Long Nov $15 call @ $1.85, no stop loss, see portfolio graphic for stop loss.

XRAY - Dentsply Sirona Inc - Company Profile


No specific news. Shares closed at a new 6-week high.

Original Trade Description: Sept 9th.

DENTSPLY SIRONA Inc. designs, develops, manufactures, and markets various dental and oral health products, and other consumable healthcare products primarily for the professional dental market worldwide. It operates through two segments, Dental and Healthcare Consumables; and Technologies. The company provides dental consumable products, including endodontic instruments and materials, dental anesthetics, prophylaxis pastes, dental sealants, impression materials, restorative materials, tooth whiteners, and topical fluoride products; and small equipment products comprising dental hand pieces, intraoral curing light systems, dental diagnostic systems, and ultrasonic scalers and polishers. It also offers dental laboratory products, such as dental prosthetics that include artificial teeth, precious metal dental alloys, dental ceramics, and crown and bridge materials. In addition, the company provides dental equipment, such as treatment centers, imaging equipment, and computer aided design and machining systems for dental practitioners and laboratories; and dental implants and related scanning equipment, treatment software, and orthodontic appliances for dental practitioners and specialists, and dental laboratories. Further, it offers healthcare consumable products, such as urology catheters, various surgical products, medical drills, and other non-medical products. DENTSPLY SIRONA Inc. markets and sells its dental products through distributors, dealers, and importers to dentists, dental hygienists, dental assistants, dental laboratories, and dental schools; and urology products directly to patients, as well as through distributors to urologists, urology nurses, and general practitioners. Company description from FinViz.com.

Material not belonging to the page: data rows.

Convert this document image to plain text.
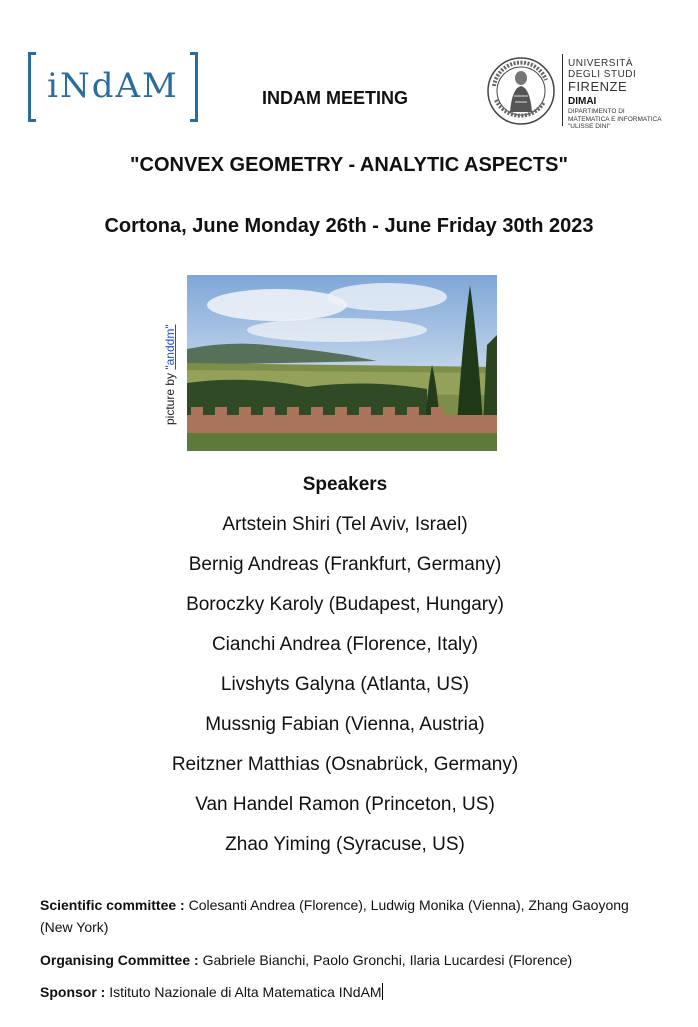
iNdAM	INDAM MEETING
UNIVERSITÀ
DEGLI STUDI
FIRENZE
DIMAI
DIPARTIMENTO DI
MATEMATICA E INFORMATICA
"ULISSE DINI"
"CONVEX GEOMETRY - ANALYTIC ASPECTS"
Cortona, June Monday 26th - June Friday 30th 2023
picture by "anddm"
Speakers
Artstein Shiri (Tel Aviv, Israel)
Bernig Andreas (Frankfurt, Germany)
Boroczky Karoly (Budapest, Hungary)
Cianchi Andrea (Florence, Italy)
Livshyts Galyna (Atlanta, US)
Mussnig Fabian (Vienna, Austria)
Reitzner Matthias (Osnabrück, Germany)
Van Handel Ramon (Princeton, US)
Zhao Yiming (Syracuse, US)
Scientific committee : Colesanti Andrea (Florence), Ludwig Monika (Vienna), Zhang Gaoyong (New York)
Organising Committee : Gabriele Bianchi, Paolo Gronchi, Ilaria Lucardesi (Florence)
Sponsor : Istituto Nazionale di Alta Matematica INdAM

Dentsply reported Q2 earnings of 65 cents that missed estimates by a penny. Revenue of $992.7 million missed the estimate for 1,004 million. Sales in the U.S. fell 9.7% but sales in Europe rose 2.5%. They guided for the full year for earnings of $2.65-$2.75.

The stock was crushed on the miss with a $9 drop over the following week.

However, there was a reason for the miss. Effective September 1st, they moved from a single distributor to multiple distributors. The existing distributor slowed purchases in the quarter in order to reduce inventory before the change in the distribution model.

The CEO said "In September, we should begin to benefit from the expanded distribution of our equipment in North America which should drive growth in the back half of this year and beyond. As we work through the distribution transition and integration initiatives, we are strengthening our foundation for the future. We believe that this should translate into more consistent growth and strong double digit earnings growth in the back half of the year creating momentum exiting the year going into 2018."

Shares have begun to rebound and should return to their highs on the "double digit earnings growth" guidance.

Earnings Nov 8th.

There are no Nov/Dec options. I am using the January but just because we buy time does not mean we have to use it.

Position 9/11/17:

Long Jan $60 call @ $2.70, see portfolio graphic for stop loss.